Sob responsabilidade da Universidade Federal do Vale do São Francisco, o campus de Paulo Afonso, município de 120 mil habitantes na divisa entre Bahia e Alagoas, abrigará a sua primeira turma de medicina em 2014. Os 40 futuros médicos foram selecionados com base em suas notas no Enem. A instituição reserva 50% das vagas para estudantes egressos de escolas públicas. Eles terão aulas em um espaço provisório, uma antiga escolinha para os funcionários da Companhia Hidro Elétrica do São Francisco.
 
Segundo Leonardo Sampaio, pró-reitor da Univasf, a faculdade respeitará as atuais diretrizes curriculares. “Será um curso para a preparação de profissionais para atuar no SUS, como foco na medicina da família e das comunidades.” Pelas novas regras, os estudantes podem cursar apenas 25% da carga horária total do internato fora de seu estado de origem. O objetivo é fixar os futuros médicos nas regiões de formação. Sampaio afirma que os equipamentos da rede pública em Paulo Afonso são escassos. “Talvez alguns sejam remanejados durante o estágio para unidades de assistência social ou centros de ressocialização de adolescentes.”
 
A Faculdade de Medicina da USP, considerada uma das melhores do País, também atravessa importantes mudanças curriculares. Mas a abordagem naturalmente é distinta daquela dos cursos abertos no interior. José Auler, vice-diretor da instituição, afirma que a missão da faculdade é formar lideranças. “Temos oito institutos especializados de residência, 62 laboratórios e dezenas de grupos de pesquisa. Não podemos focar apenas na formação de médicos para a atenção primária e negar a nossa origem.”
 
A principal preocupação da instituição é em relação ao currículo, considerado ultrapassado. Atualmente, os alunos passam 11 mil horas em sala de aula, número bastante superior às 7 mil horas sugeridas pelo MEC. O objetivo da reformulação curricular é diminuir as aulas expositivas e aumentar as atividades prático-hospitalares. Disciplinas eletivas serão mais frequentes, o que permitirá ao estudante sondar a área de especialização de seu interesse durante a graduação. Conveniada a instituições estrangeiras como as universidades de Montreal e Barcelona, a faculdade quer incentivar o intercâmbio internacional ao abrir mais janelas curriculares para os estudantes cursarem disciplinas no exterior. Há ainda o objetivo de oferecer cursos a estrangeiros, mas o regimento atual não permite aulas em inglês na graduação. Quanto ao estágio obrigatório na rede pública, a USP não terá problemas. Os estudantes realizam seus internatos no Hospital das Clínicas, conveniado ao SUS. Auler afirma ainda que haverá uma avaliação semestral coordenada pela própria faculdade.
 
Embora o Mais Médicos faça uma campanha pelo reforço da atenção básica nos currículos, os estudantes da USP, diz Auler, têm pouco interesse pela área. “O problema é a empregabilidade”, diz. “Onde o estudante formado em atenção básica vai trabalhar?
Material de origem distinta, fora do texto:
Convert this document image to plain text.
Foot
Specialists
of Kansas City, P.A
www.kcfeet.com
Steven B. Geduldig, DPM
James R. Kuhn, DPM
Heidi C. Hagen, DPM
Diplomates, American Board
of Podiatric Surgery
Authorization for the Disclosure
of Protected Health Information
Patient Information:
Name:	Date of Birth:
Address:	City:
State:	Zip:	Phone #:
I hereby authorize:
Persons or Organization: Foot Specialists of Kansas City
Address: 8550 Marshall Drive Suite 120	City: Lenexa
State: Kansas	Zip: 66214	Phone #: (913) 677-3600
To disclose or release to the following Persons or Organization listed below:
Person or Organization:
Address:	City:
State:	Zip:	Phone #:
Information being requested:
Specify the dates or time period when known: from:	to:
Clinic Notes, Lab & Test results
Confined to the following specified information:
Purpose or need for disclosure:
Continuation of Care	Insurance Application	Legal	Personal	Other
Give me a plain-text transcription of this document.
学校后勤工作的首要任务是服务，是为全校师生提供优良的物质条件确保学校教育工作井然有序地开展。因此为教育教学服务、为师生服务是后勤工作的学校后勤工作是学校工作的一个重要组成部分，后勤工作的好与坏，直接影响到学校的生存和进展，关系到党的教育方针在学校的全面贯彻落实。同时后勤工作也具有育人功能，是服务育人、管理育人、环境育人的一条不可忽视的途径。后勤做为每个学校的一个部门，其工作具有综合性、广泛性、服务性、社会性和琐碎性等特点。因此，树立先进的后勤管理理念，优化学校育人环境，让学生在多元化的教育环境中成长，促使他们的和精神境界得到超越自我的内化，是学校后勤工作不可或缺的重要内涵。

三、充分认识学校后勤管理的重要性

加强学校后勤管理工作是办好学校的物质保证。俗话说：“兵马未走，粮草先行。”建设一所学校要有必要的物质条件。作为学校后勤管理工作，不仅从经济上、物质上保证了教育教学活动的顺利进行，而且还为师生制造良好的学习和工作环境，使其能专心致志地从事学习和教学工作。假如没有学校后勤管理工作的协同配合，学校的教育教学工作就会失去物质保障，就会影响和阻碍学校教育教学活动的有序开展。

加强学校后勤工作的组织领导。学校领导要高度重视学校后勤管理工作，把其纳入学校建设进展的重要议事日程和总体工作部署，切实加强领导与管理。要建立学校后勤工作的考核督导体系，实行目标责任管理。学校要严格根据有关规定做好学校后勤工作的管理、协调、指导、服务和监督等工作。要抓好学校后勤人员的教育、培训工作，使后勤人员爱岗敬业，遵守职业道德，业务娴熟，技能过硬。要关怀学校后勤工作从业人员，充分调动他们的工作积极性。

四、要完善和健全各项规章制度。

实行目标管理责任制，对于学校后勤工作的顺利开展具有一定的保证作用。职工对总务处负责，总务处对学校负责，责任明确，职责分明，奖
Não há plano de carreira e organização na rede pública.” Sampaio concorda. “Se não forem criadas condições para os recém-formados se fixarem no SUS, a proposta da Univasf cai por terra. O governo precisa fazer a parte dele.” Como 97% dos estudantes de medicina encontram um emprego no setor privado ao sair da universidade, a reformulação da carreira pública não pode ser negligenciada.